Password Breach Checker

Check a password against a database of billions of leaked credentials without revealing it. Only a 5 character hash fragment ever leaves your browser.

Your password never leaves your browser. It is hashed locally and only the first 5 characters of the hash are sent, using k-anonymity.

Why leaked passwords matter

When a website is breached, its password database usually ends up traded and eventually published. Attackers compile these dumps into massive lists, currently billions of entries, and feed them into automated tools that try each leaked email and password combination against banking sites, email providers, shops, and social networks. The technique is called credential stuffing, and it works because most people reuse passwords.
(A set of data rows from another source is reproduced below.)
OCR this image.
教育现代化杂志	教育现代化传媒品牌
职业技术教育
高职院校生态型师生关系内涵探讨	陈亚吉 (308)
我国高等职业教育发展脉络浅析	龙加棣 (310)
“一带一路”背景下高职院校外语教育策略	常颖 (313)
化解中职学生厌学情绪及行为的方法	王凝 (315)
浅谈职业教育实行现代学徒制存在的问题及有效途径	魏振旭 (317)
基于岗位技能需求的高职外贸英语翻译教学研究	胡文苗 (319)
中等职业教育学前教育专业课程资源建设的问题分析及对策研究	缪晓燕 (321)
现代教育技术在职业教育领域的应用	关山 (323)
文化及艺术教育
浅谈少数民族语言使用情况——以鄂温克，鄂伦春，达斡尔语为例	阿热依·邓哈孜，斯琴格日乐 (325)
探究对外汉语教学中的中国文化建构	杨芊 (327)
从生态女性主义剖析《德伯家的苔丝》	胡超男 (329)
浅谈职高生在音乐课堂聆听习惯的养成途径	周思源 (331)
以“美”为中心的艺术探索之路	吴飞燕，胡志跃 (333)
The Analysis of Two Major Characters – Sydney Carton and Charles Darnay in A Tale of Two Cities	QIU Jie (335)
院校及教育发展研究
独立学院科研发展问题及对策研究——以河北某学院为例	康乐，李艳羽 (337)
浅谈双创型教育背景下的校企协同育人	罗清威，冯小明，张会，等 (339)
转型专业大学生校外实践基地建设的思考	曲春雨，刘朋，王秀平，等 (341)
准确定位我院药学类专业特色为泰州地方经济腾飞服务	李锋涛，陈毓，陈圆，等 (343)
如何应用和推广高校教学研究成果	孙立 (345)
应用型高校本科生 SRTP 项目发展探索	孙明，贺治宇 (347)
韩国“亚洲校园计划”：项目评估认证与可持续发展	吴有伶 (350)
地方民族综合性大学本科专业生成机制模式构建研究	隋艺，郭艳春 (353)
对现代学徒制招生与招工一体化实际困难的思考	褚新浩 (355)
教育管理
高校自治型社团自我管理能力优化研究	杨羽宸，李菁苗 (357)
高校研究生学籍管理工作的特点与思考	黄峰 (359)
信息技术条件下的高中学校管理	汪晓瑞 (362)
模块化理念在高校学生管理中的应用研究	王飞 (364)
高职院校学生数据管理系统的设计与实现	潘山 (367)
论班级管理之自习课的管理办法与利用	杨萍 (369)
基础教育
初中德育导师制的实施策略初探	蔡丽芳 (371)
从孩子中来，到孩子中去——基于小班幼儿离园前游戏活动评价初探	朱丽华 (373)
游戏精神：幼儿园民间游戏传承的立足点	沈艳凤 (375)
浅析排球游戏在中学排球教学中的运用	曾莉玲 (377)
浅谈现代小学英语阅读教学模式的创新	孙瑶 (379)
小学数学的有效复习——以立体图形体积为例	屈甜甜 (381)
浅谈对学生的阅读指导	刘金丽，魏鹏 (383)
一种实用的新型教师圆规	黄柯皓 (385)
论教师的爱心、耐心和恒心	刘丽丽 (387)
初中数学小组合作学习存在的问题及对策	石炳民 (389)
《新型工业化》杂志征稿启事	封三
This means a password that has appeared in any breach is effectively public knowledge, no matter how strong it looks. If you have reused it anywhere, those accounts are one bot-run away from takeover.

How we check without seeing your password

This tool queries the Have I Been Pwned database of over 900 million leaked passwords using a method called k-anonymity. Your browser hashes the password locally, sends only the first 5 characters of the hash, and receives back every leaked hash sharing that prefix, typically around 800 candidates. The comparison happens on your device. Neither we nor the database operator ever see your password or enough of its hash to reconstruct it.

If your password comes back clean, make sure it is also strong with our strength checker. If it is found, replace it everywhere with unique passwords from the generator.

Frequently Asked Questions

How can checking my password be safe?

The check uses a technique called k-anonymity. Your browser hashes the password locally with SHA-1, then sends only the first 5 characters of that hash to the Have I Been Pwned database. The database returns every leaked hash starting with those 5 characters (usually several hundred), and your browser checks for a match locally. Your password, and even its full hash, never leave your device.

My password was found in a breach. What now?

Change it immediately on every account where you use it, and replace it with a unique password for each account. Turn on two-factor authentication wherever it is offered. A leaked password will be tried by bots against hundreds of popular sites within hours of appearing in a breach dump.

My password was not found. Does that mean it is safe?

It means the password has not appeared in the public breaches indexed so far, which is good news. It does not guarantee safety: the password could still be weak, guessable, or part of a breach that has not become public yet. Use the strength checker to verify it holds up on its own.